Breakthrough image-enhancement technology will help counter-terrorism, police and medical fields

The war against terrorism is unlike any war ever fought by the United States. Doing battle with a new and often times invisible enemy will require breakthrough technological tools—one of which will likely come from Rochester Institute of Technology’s Kate Gleason College of Engineering.

Raghuveer Rao, RIT Gleason professor of electrical engineering, has developed state-of-the-art image-enhancement technology that will benefit counter-terrorism, law enforcement, border patrol and medical fields.

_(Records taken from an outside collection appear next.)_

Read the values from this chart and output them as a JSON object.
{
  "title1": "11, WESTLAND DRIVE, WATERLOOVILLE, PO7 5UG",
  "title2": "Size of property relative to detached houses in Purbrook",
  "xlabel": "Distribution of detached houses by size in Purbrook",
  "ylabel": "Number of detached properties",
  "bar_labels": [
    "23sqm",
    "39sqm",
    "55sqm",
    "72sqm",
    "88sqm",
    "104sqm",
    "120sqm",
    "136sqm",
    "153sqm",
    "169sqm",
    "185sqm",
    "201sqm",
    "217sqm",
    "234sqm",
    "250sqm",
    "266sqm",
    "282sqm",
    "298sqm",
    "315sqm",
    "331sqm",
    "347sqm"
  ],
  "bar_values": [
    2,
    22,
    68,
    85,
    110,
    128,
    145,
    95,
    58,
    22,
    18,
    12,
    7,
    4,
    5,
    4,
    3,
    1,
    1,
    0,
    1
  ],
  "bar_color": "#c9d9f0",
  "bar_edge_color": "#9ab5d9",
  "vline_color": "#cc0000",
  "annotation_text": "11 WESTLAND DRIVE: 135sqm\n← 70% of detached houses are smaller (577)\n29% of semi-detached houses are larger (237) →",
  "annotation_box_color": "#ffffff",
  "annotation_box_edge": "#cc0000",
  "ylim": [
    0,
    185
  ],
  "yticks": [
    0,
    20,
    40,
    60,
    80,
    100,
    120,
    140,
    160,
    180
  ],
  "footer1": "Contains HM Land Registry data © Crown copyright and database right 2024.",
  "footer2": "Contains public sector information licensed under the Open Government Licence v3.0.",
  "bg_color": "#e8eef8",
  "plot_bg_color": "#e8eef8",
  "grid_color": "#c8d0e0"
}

Here’s how the technology works: software technology, using wavelet enhancement, filters visual clutter from X-ray, radar and infrared images. Resulting high-resolution images show sharper detail. Potential uses include concealed-weapons detection, through-the-wall surveillance and tumor detection, Rao says.

Using backscatter and transmission X-ray equipment to sharpen images, police and airport security officers can better see concealed weapons, border patrol agents may discover people hiding in the trunks of cars, doctors may detect cancerous tumors that might not be seen in unprocessed X-ray images and, using through-the-wall radar surveillance in hostage situations, SWAT teams will be able to detect movement and even breathing.

In controlled environments, such as courthouses and airports, the technology will supplement existing technology like metal detectors. In uncontrolled environments, such as crowds, the technology will provide information-gathering capability beyond the human eye. Testing in working situations is underway, Rao says, and numerous inquiries about the technology have been received since the Sept. 11 terrorist attacks on the United States.

"We are poised to see image capture, enhancement and automatic-recognition technologies become indispensable tools in crime prevention and other areas in coming years," Rao says.

Research is funded by the New York State Office of Science, Technology and Academic Research, the Air Force Office of Scientific Research and the Air Force Research Lab. Private support came from American Science & Engineering Inc. of Massachusetts, a maker of X-ray inspection systems for airports, and Pixel Physics Inc. of Henrietta. Other partners include Analysis and Simulation Inc., ITT Industries Inc. and Stiefvater Consultants Inc.

Note: According to a national survey by U.S. News & World Report, RIT’s Kate Gleason College of Engineering ranks fourth in the nation among undergraduate and graduate engineering programs, offering degrees in computer, electrical, industrial and systems, mechanical, and microelectronic engineering, applied statistics and engineering science. RIT was the first university to offer undergraduate degrees in microelectronic and software engineering.

Founded in 1829, RIT has one of the nation’s oldest and largest cooperative education programs. The engineering college is named for Kate Gleason, the first female bank president in the United States and daughter of William Gleason, founder of what became Rochester-based Gleason Corp. Kate Gleason was America’s first woman engineering student and the first woman elected a member of the American Society of Mechanical Engineers.